Newly issued and recently adopted accounting pronouncements:
 
Recently adopted accounting pronouncements  
In December 2023, the FASB issued ASU 2023-09 “Income Taxes (Topic 740): Improvements to Income Tax Disclosures”. This guidance is intended to enhance the transparency and decision-usefulness of income tax disclosures. The amendments in ASU 2023-09 address investor requests for enhanced income tax information primarily through changes to disclosure regarding rate reconciliation and income taxes paid both in the U.S. and in foreign jurisdictions. ASU 2023-09 became effective for fiscal years beginning after December 15, 2024 and may be applied either retrospectively or prospectively, at the Company’s discretion. The Company adopted this standard retrospectively. See Note 9.
 
Recently issued accounting pronouncements, not yet adopted
In November 2024, the FASB issued ASU 2024-03 “Income Statement—Reporting Comprehensive Income—Expense Disaggregation Disclosures (Subtopic 220-40): Disaggregation of Income Statement Expenses”, which requires disclosure about the types of costs and expenses included in certain expense captions presented on the income statement. ASU 2024-03 is effective for fiscal years beginning after December 15, 2026, and interim periods beginning after December 15, 2027, with early adoption permitted, and may be applied either prospectively or retrospectively.

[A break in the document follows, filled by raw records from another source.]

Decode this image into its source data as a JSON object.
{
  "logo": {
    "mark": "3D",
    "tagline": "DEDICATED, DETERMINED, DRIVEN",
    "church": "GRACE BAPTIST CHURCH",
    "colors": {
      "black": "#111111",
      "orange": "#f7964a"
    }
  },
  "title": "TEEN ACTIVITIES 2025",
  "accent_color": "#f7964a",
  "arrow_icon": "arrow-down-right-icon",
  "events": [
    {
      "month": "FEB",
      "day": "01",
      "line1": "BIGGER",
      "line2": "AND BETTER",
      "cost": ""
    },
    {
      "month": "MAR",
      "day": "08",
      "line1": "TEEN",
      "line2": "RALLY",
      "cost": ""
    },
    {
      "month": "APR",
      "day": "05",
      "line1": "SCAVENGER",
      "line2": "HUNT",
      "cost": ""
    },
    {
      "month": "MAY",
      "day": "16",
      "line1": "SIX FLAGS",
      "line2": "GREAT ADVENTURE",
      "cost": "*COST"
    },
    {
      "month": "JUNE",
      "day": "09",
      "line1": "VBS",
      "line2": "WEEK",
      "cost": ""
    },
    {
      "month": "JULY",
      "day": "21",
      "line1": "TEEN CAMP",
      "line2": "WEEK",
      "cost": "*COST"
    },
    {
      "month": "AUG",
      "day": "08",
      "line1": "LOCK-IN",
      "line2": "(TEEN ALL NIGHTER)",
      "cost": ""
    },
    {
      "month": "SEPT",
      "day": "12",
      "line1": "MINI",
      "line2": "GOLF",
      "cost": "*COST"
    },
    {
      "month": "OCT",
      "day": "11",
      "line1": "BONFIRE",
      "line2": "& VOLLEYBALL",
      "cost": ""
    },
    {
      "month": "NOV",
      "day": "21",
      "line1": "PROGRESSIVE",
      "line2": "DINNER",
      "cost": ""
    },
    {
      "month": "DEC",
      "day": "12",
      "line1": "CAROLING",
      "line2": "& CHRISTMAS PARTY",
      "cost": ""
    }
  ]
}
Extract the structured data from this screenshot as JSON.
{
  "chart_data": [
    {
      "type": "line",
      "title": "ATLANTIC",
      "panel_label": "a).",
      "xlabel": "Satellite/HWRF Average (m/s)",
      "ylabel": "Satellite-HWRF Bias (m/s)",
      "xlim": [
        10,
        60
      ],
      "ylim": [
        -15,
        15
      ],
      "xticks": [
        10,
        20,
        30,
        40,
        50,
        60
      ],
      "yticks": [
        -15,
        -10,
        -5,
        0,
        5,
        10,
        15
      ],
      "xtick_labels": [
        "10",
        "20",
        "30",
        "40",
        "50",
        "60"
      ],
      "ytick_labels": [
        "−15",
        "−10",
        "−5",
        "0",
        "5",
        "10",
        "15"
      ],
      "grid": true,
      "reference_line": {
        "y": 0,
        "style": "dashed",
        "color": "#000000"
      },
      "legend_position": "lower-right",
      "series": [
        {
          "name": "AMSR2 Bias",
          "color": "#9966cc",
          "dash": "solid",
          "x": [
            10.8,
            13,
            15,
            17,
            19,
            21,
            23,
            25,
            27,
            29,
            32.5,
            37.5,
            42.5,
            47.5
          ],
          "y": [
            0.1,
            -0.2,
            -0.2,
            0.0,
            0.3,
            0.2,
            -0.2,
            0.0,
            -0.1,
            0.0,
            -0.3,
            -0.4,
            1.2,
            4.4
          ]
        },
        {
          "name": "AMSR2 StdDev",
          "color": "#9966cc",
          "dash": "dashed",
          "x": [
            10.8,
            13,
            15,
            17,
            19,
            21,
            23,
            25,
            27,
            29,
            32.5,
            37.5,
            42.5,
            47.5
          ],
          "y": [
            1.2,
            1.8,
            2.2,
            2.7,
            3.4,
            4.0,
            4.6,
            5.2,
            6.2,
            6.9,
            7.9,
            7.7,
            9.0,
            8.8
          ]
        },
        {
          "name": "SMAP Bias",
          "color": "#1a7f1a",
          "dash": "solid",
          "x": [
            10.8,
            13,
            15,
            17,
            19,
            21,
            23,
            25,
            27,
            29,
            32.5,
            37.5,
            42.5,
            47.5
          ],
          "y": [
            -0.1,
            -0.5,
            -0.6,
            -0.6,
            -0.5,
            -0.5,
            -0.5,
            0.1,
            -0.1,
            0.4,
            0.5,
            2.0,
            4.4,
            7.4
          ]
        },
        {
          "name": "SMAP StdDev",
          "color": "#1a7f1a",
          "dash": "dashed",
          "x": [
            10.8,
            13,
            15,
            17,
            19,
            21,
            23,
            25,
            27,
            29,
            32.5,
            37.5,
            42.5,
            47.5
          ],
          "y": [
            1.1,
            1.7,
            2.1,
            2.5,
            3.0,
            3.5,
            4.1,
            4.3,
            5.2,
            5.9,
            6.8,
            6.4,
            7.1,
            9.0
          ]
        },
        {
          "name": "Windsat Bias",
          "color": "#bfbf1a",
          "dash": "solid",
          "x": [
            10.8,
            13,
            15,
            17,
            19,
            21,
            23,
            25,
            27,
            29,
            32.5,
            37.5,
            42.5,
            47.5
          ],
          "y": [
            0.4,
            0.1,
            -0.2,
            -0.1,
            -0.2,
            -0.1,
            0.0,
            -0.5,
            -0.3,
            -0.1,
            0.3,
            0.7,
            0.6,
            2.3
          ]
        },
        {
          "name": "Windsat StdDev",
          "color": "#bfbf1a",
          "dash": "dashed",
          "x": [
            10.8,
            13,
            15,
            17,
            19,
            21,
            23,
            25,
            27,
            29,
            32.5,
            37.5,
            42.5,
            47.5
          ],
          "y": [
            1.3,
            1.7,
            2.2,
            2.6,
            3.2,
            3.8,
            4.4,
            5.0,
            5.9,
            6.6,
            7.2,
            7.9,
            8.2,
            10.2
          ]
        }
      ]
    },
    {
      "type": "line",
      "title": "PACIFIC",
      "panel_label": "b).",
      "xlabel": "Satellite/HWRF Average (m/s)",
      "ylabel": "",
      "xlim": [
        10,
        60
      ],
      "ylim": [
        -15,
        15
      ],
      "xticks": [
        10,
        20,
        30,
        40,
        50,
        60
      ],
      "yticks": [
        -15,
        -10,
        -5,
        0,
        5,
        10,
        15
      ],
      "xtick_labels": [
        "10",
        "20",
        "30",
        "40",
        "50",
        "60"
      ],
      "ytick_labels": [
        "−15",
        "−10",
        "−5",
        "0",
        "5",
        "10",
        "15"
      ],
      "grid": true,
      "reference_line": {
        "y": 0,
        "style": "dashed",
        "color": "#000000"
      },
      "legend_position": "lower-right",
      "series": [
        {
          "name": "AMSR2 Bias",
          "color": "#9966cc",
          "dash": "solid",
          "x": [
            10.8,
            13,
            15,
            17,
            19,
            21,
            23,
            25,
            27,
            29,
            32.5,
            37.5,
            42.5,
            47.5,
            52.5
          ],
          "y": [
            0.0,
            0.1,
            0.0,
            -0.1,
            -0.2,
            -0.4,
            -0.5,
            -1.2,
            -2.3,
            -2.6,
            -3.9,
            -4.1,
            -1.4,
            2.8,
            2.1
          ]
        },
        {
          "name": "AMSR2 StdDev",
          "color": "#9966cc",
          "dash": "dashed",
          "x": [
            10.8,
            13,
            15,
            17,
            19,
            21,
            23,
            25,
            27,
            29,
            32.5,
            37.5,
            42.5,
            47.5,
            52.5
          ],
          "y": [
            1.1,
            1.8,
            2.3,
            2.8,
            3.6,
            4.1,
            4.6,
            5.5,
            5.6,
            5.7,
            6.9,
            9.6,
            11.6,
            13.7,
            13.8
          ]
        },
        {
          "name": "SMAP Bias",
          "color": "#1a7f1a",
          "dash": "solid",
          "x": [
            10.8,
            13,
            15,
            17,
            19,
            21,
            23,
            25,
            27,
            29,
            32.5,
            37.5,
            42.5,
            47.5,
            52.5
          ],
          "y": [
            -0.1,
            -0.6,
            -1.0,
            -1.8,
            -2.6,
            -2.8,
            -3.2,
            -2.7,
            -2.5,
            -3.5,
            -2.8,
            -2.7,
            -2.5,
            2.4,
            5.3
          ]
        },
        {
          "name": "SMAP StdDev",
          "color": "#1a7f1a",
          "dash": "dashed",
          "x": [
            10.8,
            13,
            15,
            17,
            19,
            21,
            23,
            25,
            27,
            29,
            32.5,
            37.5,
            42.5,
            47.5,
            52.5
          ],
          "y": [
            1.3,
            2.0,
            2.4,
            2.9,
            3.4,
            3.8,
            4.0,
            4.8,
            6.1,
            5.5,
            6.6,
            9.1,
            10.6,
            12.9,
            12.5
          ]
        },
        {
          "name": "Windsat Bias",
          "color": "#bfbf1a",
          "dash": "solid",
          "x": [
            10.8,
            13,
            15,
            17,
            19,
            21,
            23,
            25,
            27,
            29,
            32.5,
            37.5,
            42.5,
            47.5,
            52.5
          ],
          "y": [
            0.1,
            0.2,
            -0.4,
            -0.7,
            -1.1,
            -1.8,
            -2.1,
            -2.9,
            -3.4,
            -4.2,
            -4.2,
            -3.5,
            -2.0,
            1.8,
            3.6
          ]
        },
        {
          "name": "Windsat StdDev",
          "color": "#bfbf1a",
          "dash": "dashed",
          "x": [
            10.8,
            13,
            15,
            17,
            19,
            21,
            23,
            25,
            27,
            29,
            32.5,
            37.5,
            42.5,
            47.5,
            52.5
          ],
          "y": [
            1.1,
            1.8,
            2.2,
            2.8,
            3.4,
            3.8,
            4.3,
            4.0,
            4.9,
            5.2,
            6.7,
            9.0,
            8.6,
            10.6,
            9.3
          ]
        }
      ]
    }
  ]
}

The Company is currently evaluating this guidance to determine the impact it may have on its consolidated financial statements disclosures.
 
In December 2025, the FASB issued ASU 2025-10 “Government Grants (Topic 832)“ to establish authoritative guidance on the accounting for government grants received by business entities. This update is effective beginning with the Company’s 2029 fiscal year annual reporting period, with early adoption permitted. The Company is currently evaluating the impact that the adoption of this standard will have on its consolidated financial statements.